Une centaine de projets de vaccins ont été lancés à travers le monde, dont une dizaine en phase d’essais cliniques, selon des données diffusées par la London School of Hygiene & Tropical Medicine. D’ici à la découverte d’un remède, le respect des gestes barrières et de la distanciation sociale reste de mise. Un impératif qui tourne au casse-tête pour les pays qui prévoient de rouvrir les écoles. À l’image de la France, où près de 25 000 morts ont été dénombrés et où cette décision, qui doit prendre effet à partir du 11 mai, suscite la controverse. Sur l’île française de Mayotte, dans l’océan Indien, le début du déconfinement prévu le 11 mai a été reporté, car « le virus y circule librement », a indiqué le Premier ministre Édouard Philippe. Au Canada, le Premier ministre Justin Trudeau a reconnu ignorer s’il enverrait ses enfants à l’école s’il habitait au Québec, province où une rentrée est également prévue le 11 mai. « Ça va être une décision extrêmement personnelle pour beaucoup de parents », a-t-il reconnu au micro de Radio-Canada. L’Espagne, où le Covid-19 a fait plus de 25 000 morts, a redécouvert les joies du sport et de la promenade. Le déconfinement du pays doit se poursuivre par phases d’ici à la fin juin. En Allemagne, où la levée des restrictions est déjà bien enclenchée, le ministre des Sports s’est dit favorable à une reprise de la saison de football. Le test de tous les joueurs allemands de 1re et 2e division a montré pour l’instant que sur 1 724 tests effectués dans les 36 clubs concernés (18 dans chaque division), dix ont donné un résultat positif.

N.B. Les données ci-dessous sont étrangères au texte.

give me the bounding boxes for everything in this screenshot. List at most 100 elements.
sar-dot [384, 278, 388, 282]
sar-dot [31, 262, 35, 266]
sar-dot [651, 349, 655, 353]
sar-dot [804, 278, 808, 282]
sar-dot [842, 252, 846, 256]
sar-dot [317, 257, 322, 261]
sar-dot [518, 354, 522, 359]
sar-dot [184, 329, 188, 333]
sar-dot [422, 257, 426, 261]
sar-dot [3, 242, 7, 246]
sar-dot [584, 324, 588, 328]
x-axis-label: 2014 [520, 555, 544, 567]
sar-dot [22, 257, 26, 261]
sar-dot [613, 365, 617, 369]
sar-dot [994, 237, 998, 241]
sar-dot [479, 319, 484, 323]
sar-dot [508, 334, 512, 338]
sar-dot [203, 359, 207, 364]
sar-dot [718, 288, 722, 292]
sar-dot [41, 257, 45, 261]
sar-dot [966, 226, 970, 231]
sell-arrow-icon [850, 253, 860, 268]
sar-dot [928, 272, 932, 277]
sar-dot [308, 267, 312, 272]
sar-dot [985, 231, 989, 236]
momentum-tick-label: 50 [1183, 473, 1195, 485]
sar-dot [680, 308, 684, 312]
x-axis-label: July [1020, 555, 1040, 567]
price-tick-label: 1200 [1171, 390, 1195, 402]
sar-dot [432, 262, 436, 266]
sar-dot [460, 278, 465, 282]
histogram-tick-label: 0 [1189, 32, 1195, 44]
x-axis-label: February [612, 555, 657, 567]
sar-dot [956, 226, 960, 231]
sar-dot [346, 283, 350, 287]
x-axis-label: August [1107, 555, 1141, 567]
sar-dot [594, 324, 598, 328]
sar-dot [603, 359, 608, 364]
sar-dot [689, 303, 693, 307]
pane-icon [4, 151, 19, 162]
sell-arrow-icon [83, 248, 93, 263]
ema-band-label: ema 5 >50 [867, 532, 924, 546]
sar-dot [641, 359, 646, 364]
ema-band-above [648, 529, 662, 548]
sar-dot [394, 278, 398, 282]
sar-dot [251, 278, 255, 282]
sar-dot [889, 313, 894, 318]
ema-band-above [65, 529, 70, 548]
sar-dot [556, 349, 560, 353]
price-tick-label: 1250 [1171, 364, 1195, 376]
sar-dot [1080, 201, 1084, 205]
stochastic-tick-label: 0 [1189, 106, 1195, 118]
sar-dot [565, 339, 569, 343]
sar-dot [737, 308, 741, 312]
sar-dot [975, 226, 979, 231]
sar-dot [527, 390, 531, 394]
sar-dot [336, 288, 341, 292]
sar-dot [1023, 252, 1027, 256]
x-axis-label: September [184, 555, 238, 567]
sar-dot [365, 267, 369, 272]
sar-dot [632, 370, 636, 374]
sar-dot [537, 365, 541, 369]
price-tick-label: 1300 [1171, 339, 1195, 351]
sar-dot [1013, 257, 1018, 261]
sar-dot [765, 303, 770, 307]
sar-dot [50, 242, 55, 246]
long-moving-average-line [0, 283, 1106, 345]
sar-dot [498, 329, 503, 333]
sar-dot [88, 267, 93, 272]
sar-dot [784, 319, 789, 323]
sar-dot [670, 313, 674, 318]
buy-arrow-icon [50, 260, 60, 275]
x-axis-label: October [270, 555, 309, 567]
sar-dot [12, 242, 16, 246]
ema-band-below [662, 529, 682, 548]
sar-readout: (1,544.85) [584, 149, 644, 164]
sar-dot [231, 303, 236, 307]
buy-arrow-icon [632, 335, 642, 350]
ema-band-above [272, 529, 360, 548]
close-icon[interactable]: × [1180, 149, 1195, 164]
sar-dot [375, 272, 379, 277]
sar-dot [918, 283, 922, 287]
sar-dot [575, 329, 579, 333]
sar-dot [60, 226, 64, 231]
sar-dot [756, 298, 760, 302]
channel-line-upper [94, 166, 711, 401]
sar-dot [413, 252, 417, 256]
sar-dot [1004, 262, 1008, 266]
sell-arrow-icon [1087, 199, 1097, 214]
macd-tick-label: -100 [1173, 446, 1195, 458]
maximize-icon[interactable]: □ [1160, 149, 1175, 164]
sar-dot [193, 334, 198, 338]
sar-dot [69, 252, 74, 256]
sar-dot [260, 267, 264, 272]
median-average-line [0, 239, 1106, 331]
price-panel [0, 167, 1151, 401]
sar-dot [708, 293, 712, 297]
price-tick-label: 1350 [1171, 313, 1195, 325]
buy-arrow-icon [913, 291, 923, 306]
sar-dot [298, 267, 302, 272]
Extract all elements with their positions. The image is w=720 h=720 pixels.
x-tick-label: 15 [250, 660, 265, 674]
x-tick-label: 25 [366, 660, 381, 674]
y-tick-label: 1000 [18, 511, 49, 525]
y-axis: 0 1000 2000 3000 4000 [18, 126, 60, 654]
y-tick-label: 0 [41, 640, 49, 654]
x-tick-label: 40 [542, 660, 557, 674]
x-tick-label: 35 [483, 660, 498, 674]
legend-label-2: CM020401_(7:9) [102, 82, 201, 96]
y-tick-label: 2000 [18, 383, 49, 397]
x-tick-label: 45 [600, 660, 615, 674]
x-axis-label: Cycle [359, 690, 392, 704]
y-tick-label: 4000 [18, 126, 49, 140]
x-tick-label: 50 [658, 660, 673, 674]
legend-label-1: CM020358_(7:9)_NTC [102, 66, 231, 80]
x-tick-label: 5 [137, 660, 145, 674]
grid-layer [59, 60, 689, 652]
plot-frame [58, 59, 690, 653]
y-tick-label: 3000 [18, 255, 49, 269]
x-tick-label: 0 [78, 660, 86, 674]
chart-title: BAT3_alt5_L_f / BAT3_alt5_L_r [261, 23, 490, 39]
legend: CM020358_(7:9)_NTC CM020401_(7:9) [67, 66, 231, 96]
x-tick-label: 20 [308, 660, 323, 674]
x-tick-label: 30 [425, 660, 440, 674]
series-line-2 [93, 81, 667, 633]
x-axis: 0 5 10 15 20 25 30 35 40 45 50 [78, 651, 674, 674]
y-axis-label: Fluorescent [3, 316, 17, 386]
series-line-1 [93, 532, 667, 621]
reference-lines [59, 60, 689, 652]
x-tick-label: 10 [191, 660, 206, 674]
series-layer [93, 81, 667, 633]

La pandémie a fait au moins 247 503 morts dans le monde depuis son apparition en décembre en Chine, dont quelque 144 000 en Europe. Aux États-Unis, pays le plus endeuillé avec près de 70 000 décès, les deux tiers des 50 États ont mis une levée des mesures de confinement à l’ordre du jour, afin de relancer l’économie. Le chef de la diplomatie américaine Mike Pompeo a affirmé dimanche disposer de « preuves immenses » que le nouveau coronavirus provenait d’un laboratoire sensible de la ville de Wuhan, berceau de la pandémie. Des propos jugés « déments et imprécis » par la télévision chinoise CCTV, selon laquelle « le malfaisant Pompeo crache son venin et répand des mensonges sans raison ».